Okay, I apologize for doing this in a reply, but since this paper was published in AAAS Science, this needs a detailed rebuttal. I'll try to summarize as simply as I can why this study is garbage and Science should be ashamed for publishing it. 🧵 https://t.co/4IjRKx4iNb
The hypothesis of the paper is that professionals given writing tasks will complete them faster and with higher quality if assisted by ChatGPT. Seems simple enough. The study had around 500 participants which is a pretty impressive study.
Let's for the sake of argument assume that all of the controls and sample biases were correctly applied and the data is a good statistical sample to draw conclusions from. I did not check extensively but nothing popped out when I downloaded the data: https://t.co/Z8rRIWWXNm
The following is my recreation of their histogram of time to complete task 2, where roughly half had ChatGPT and the other half did not. Without GPT, it took an average of 18 minutes to complete, while with GPT it only took an average of 10 minutes to complete. YAY! 40% faster!

Not so fast! We have to acknowledge that the variance is much larger than the mean, which is commonly true with many studies like this. We need a statistically rigorous way to compare these two populations.
We might naturally gravitate to a two-sided students' t-test, which answers the question "are the two means between these two populations significant?" You can read about it here: https://t.co/70L4DoAel0
But we have to be careful, because a t-test only applies to normally distributed data. This is where most of these types of studies make a mistake, as they do not rigorously check what type of distribution best describes the population under study.
If you apply the t-test on this data as is, you will find that the means are statistically significant with 99.9% confidence. Hey, that sounds really awesome! ChatGPT for the win!
Hold on. The problem here is that most human tasks follow a log-normal distribution, which basically is right-fat tailed in time. There are many examples that show log-normal fits variance of time to complete tasks while normal fails. https://t.co/mRrZhwwGAJ
Let's plot this data on a semi-log plot. Hey! Look at those beautiful normal distributions! The no GPT case has a bit of a fat left tail, but we now have our normally distributed data. So what happens if we do a t-test on this bad boy?

It's actually also great, I just wanted to make you suffer through the correct way to do the calculations. the t-score is over 6 which is incredibly significant. So what the heck is the problem? The control.
Here is the log-normal plot of the times to complete the control task before asking half the respondents to sign up for and encourage them to use ChatGPT. Oops, the t-score is 4.5, which is also incredibly significant.

This begs the question, what effect did ChatGPT actually have on this test? The no ChatGPT population completed the first task more slowly than the ChatGPT task before anyone was asked to sign up for and use ChatGPT.
Here's the ratio of the time to complete task 2 normalized by the time to complete task 1, to see how much time it took them to complete task 2 relative to the time it took them to complete task 1. Super interesting.
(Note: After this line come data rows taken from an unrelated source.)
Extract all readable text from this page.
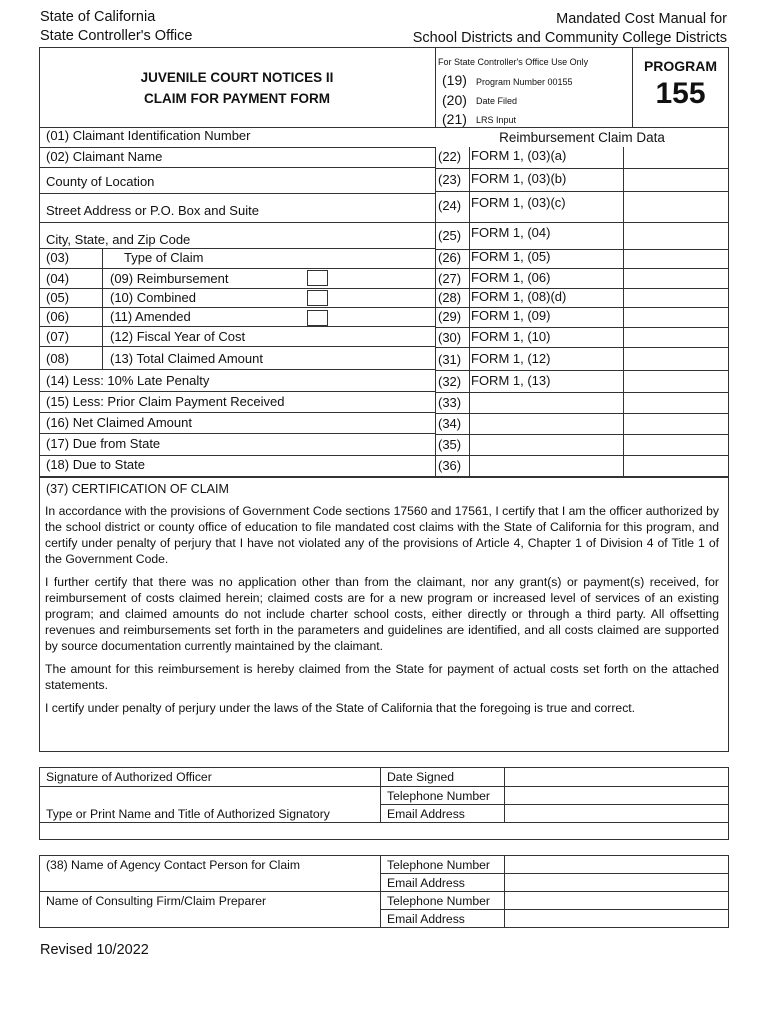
State of California
State Controller's Office
Mandated Cost Manual for
School Districts and Community College Districts
JUVENILE COURT NOTICES II
CLAIM FOR PAYMENT FORM
For State Controller's Office Use Only
(19) Program Number 00155
(20) Date Filed
(21) LRS Input
PROGRAM
155
(01) Claimant Identification Number
(02) Claimant Name
County of Location
Street Address or P.O. Box and Suite
City, State, and Zip Code
(03)	Type of Claim
(04)	(09) Reimbursement
(05)	(10) Combined
(06)	(11) Amended
(07)	(12) Fiscal Year of Cost
(08)	(13) Total Claimed Amount
(14) Less: 10% Late Penalty
(15) Less: Prior Claim Payment Received
(16) Net Claimed Amount
(17) Due from State
(18) Due to State
Reimbursement Claim Data
(22) FORM 1, (03)(a)
(23) FORM 1, (03)(b)
(24) FORM 1, (03)(c)
(25) FORM 1, (04)
(26) FORM 1, (05)
(27) FORM 1, (06)
(28) FORM 1, (08)(d)
(29) FORM 1, (09)
(30) FORM 1, (10)
(31) FORM 1, (12)
(32) FORM 1, (13)
(33)
(34)
(35)
(36)
(37) CERTIFICATION OF CLAIM

In accordance with the provisions of Government Code sections 17560 and 17561, I certify that I am the officer authorized by the school district or county office of education to file mandated cost claims with the State of California for this program, and certify under penalty of perjury that I have not violated any of the provisions of Article 4, Chapter 1 of Division 4 of Title 1 of the Government Code.

I further certify that there was no application other than from the claimant, nor any grant(s) or payment(s) received, for reimbursement of costs claimed herein; claimed costs are for a new program or increased level of services of an existing program; and claimed amounts do not include charter school costs, either directly or through a third party. All offsetting revenues and reimbursements set forth in the parameters and guidelines are identified, and all costs claimed are supported by source documentation currently maintained by the claimant.

The amount for this reimbursement is hereby claimed from the State for payment of actual costs set forth on the attached statements.

I certify under penalty of perjury under the laws of the State of California that the foregoing is true and correct.

Signature of Authorized Officer	Date Signed
Telephone Number
Type or Print Name and Title of Authorized Signatory	Email Address
(38) Name of Agency Contact Person for Claim	Telephone Number
Email Address
Name of Consulting Firm/Claim Preparer	Telephone Number
Email Address
Revised 10/2022
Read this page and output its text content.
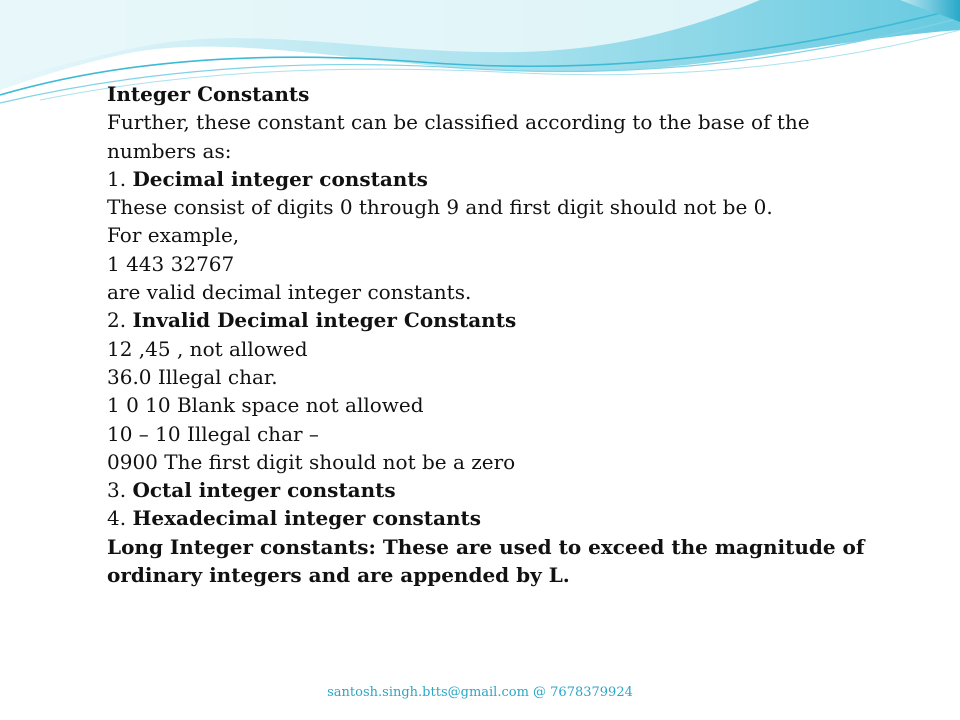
Integer Constants
Further, these constant can be classified according to the base of the numbers as:
1. Decimal integer constants
These consist of digits 0 through 9 and first digit should not be 0.
For example,
1 443 32767
are valid decimal integer constants.
2. Invalid Decimal integer Constants
12 ,45 , not allowed
36.0 Illegal char.
1 0 10 Blank space not allowed
10 – 10 Illegal char –
0900 The first digit should not be a zero
3. Octal integer constants
4. Hexadecimal integer constants
Long Integer constants: These are used to exceed the magnitude of ordinary integers and are appended by L.
santosh.singh.btts@gmail.com @ 7678379924
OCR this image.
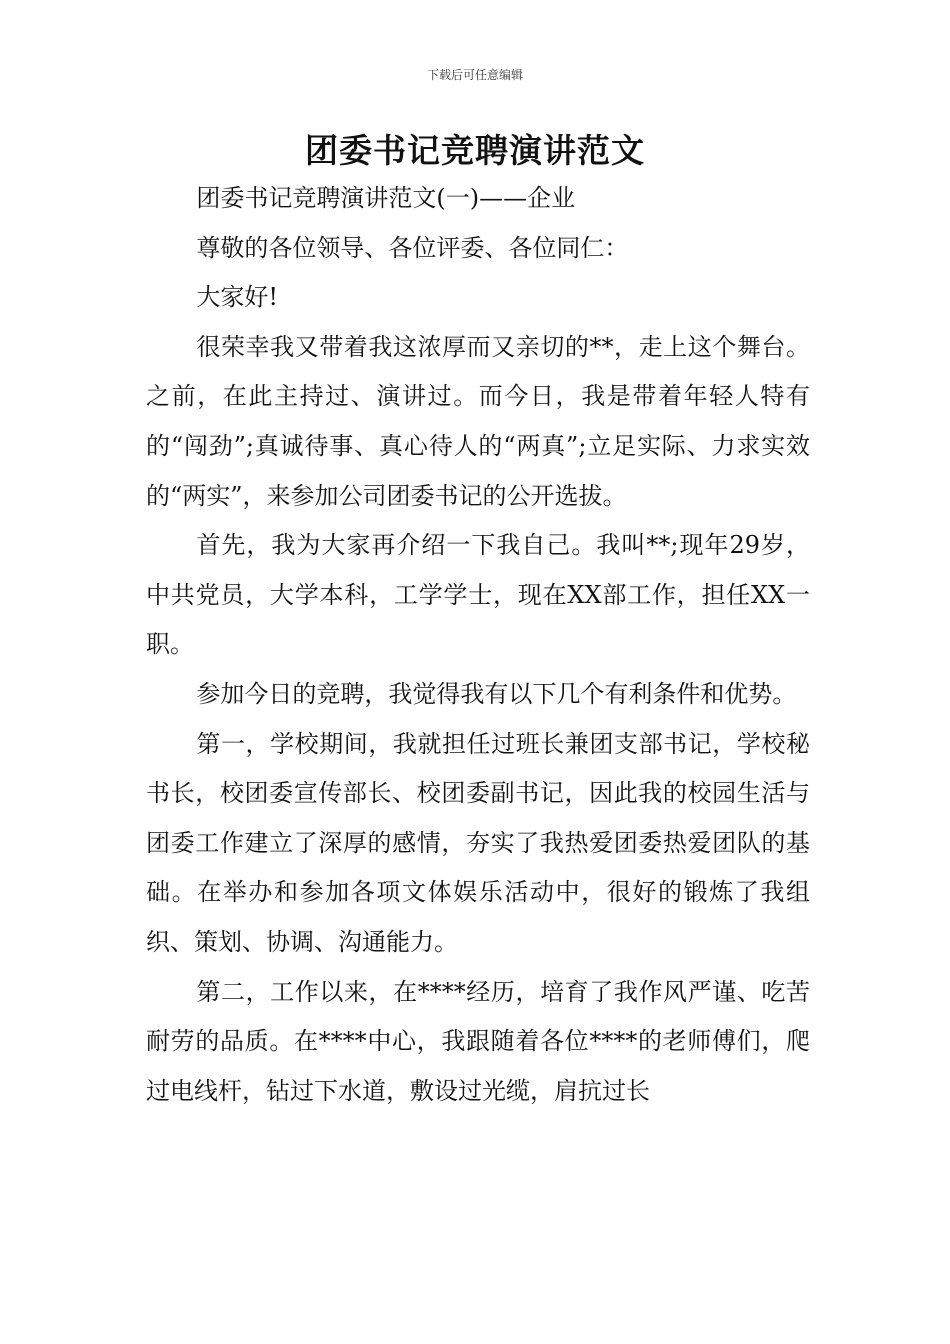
下载后可任意编辑
团委书记竞聘演讲范文

团委书记竞聘演讲范文(一)——企业

尊敬的各位领导、各位评委、各位同仁：

大家好!

很荣幸我又带着我这浓厚而又亲切的**，走上这个舞台。之前，在此主持过、演讲过。而今日，我是带着年轻人特有的“闯劲”;真诚待事、真心待人的“两真”;立足实际、力求实效的“两实”，来参加公司团委书记的公开选拔。

首先，我为大家再介绍一下我自己。我叫**;现年29岁，中共党员，大学本科，工学学士，现在XX部工作，担任XX一职。

参加今日的竞聘，我觉得我有以下几个有利条件和优势。

第一，学校期间，我就担任过班长兼团支部书记，学校秘书长，校团委宣传部长、校团委副书记，因此我的校园生活与团委工作建立了深厚的感情，夯实了我热爱团委热爱团队的基础。在举办和参加各项文体娱乐活动中，很好的锻炼了我组织、策划、协调、沟通能力。

第二，工作以来，在****经历，培育了我作风严谨、吃苦耐劳的品质。在****中心，我跟随着各位****的老师傅们，爬过电线杆，钻过下水道，敷设过光缆，肩抗过长
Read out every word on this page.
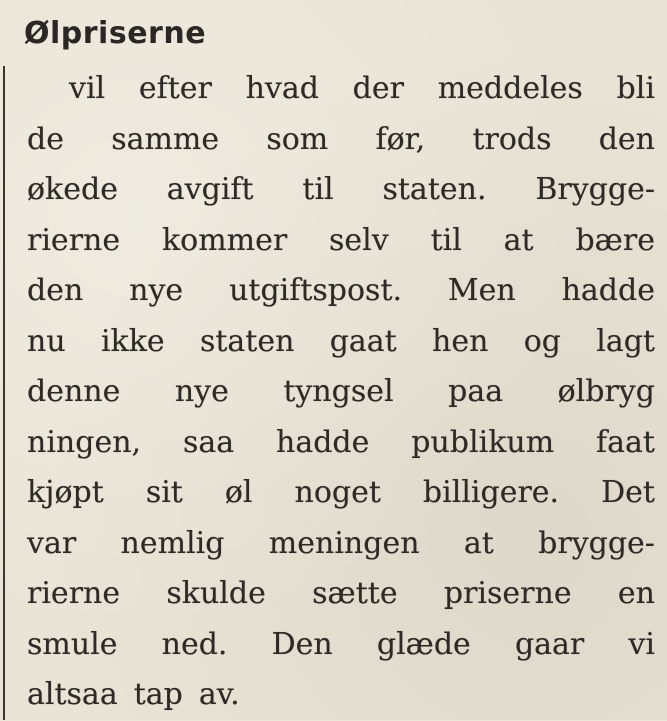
Ølpriserne
vil efter hvad der meddeles bli
de samme som før, trods den
økede avgift til staten. Brygge-
rierne kommer selv til at bære
den nye utgiftspost. Men hadde
nu ikke staten gaat hen og lagt
denne nye tyngsel paa ølbryg
ningen, saa hadde publikum faat
kjøpt sit øl noget billigere. Det
var nemlig meningen at brygge-
rierne skulde sætte priserne en
smule ned. Den glæde gaar vi
altsaa tap av.
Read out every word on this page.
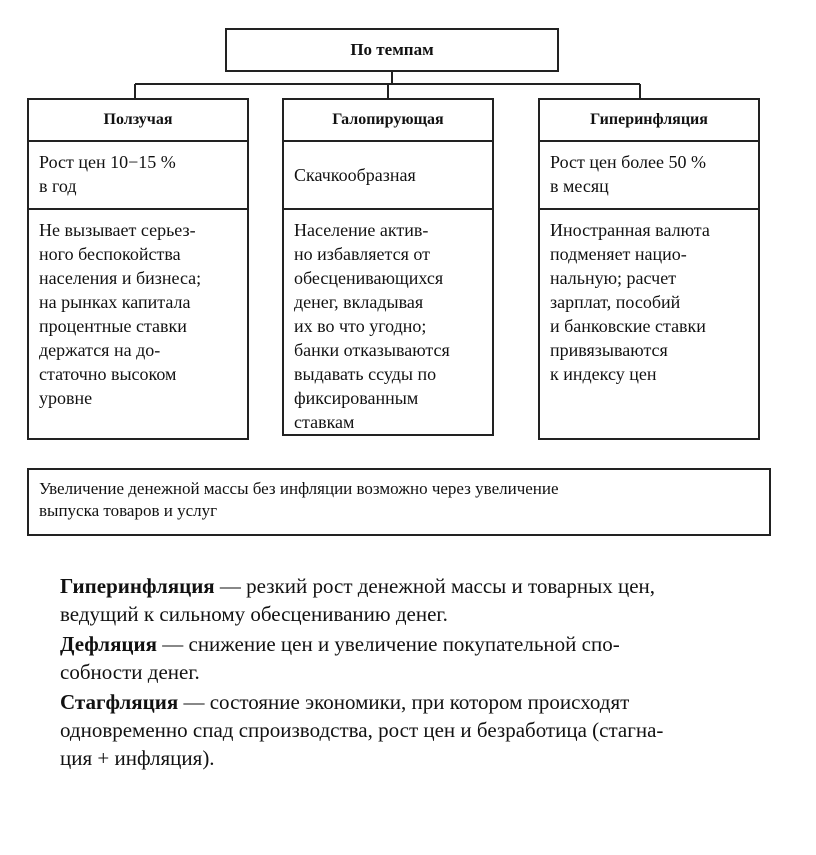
По темпам
Ползучая
Рост цен 10−15 %
в год
Не вызывает серьез-
ного беспокойства
населения и бизнеса;
на рынках капитала
процентные ставки
держатся на до-
статочно высоком
уровне
Галопирующая
Скачкообразная
Население актив‑
но избавляется от
обесценивающихся
денег, вкладывая
их во что угодно;
банки отказываются
выдавать ссуды по
фиксированным
ставкам
Гиперинфляция
Рост цен более 50 %
в месяц
Иностранная валюта
подменяет нацио-
нальную; расчет
зарплат, пособий
и банковские ставки
привязываются
к индексу цен
Увеличение денежной массы без инфляции возможно через увеличение
выпуска товаров и услуг

Гиперинфляция — резкий рост денежной массы и товарных цен,
ведущий к сильному обесцениванию денег.

Дефляция — снижение цен и увеличение покупательной спо-
собности денег.

Стагфляция — состояние экономики, при котором происходят
одновременно спад спроизводства, рост цен и безработица (стагна-
ция + инфляция).
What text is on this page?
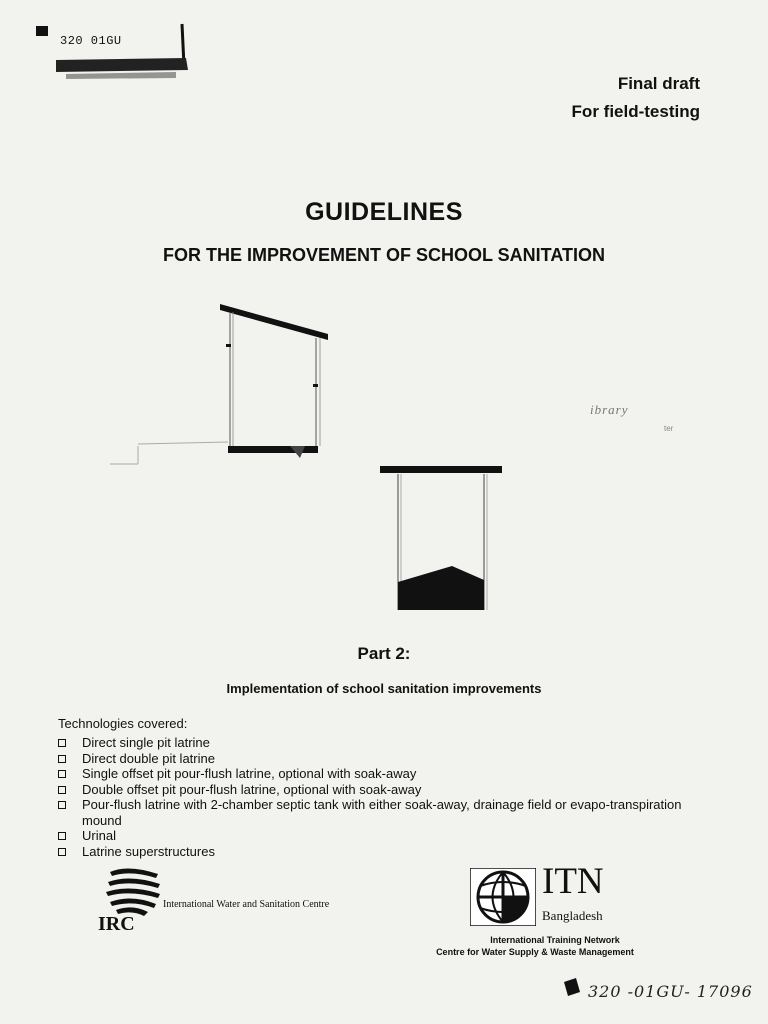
320 01GU
Final draft
For field-testing
GUIDELINES
FOR THE IMPROVEMENT OF SCHOOL SANITATION
ibrary
ter
Part 2:
Implementation of school sanitation improvements
Technologies covered:
Direct single pit latrine
Direct double pit latrine
Single offset pit pour-flush latrine, optional with soak-away
Double offset pit pour-flush latrine, optional with soak-away
Pour-flush latrine with 2-chamber septic tank with either soak-away, drainage field or evapo-transpiration mound
Urinal
Latrine superstructures
IRC
International Water and Sanitation Centre
ITN
Bangladesh
International Training Network
Centre for Water Supply & Waste Management
320 -01GU- 17096
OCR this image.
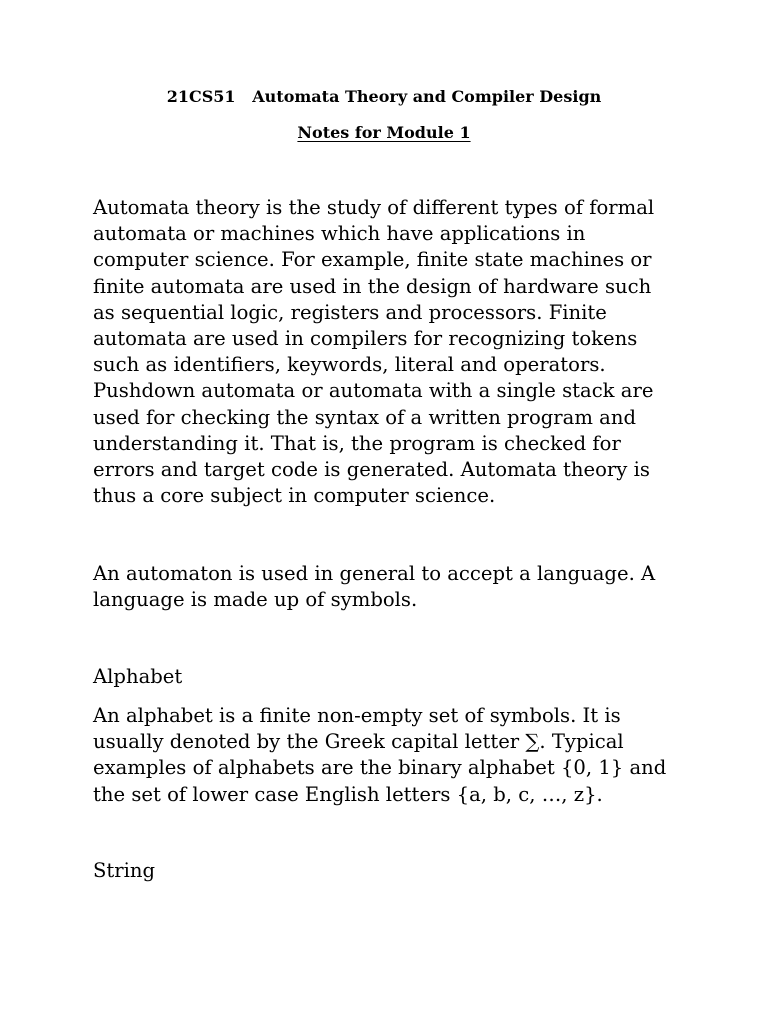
21CS51   Automata Theory and Compiler Design
Notes for Module 1

Automata theory is the study of different types of formal
automata or machines which have applications in
computer science. For example, finite state machines or
finite automata are used in the design of hardware such
as sequential logic, registers and processors. Finite
automata are used in compilers for recognizing tokens
such as identifiers, keywords, literal and operators.
Pushdown automata or automata with a single stack are
used for checking the syntax of a written program and
understanding it. That is, the program is checked for
errors and target code is generated. Automata theory is
thus a core subject in computer science.

An automaton is used in general to accept a language. A
language is made up of symbols.

Alphabet

An alphabet is a finite non-empty set of symbols. It is
usually denoted by the Greek capital letter ∑. Typical
examples of alphabets are the binary alphabet {0, 1} and
the set of lower case English letters {a, b, c, …, z}.

String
The folks who did not use ChatGPT had roughly the same ratio of time from task 1 to task 2. Some where faster, some were slower, fairly normally distributed. However, the ChatGPT users had a pareto distribution, where some performed significantly faster.
But many also performed significantly slower. Much slower than those who chose not to use ChatGPT. So even though I have not rigorously tested all of the hypotheses in this paper, this analysis already casts a lot of doubt on whether ChatGPT saves anyone time.
Did ChatGPT save users time, or were those users just statistically faster than the control group for the given tasks? Second, for those that used ChatGPT, why did it slow so many of the respondents down?
This uncertainty in the data is in alignment with anecdotal data from businesses using the Copilot beta at $30/seat, who say it's kind of neat, but they are unsure of the overall gains and wish it was significantly cheaper. $30/seat is roughly 0.6% of a typical workers salary.
Given this, it's not surprising that the study reviewed here doesn't really seem to show that ChatGPT saves a given person all that much time.
This is something that top tier journals like Science and Nature have fallen for in the past, chasing hype and lowering the bar for research in their journal to chase page views and citations. This article has already been cited hundreds of times, and it's garbage.
At this point, given the reality distorting hype cloud around gen AI, only profitable AI companies will convince me that this software provides meaningful gains in productivity. Because if it does, people will pay a lot more for it than $30/pp. <\end rant>
Here are the histograms for task 2 controlled for time to complete task 1. On a log-normal scale, these two populations fail a 95% confidence interval t-test with a p-value of 0.32. No effect.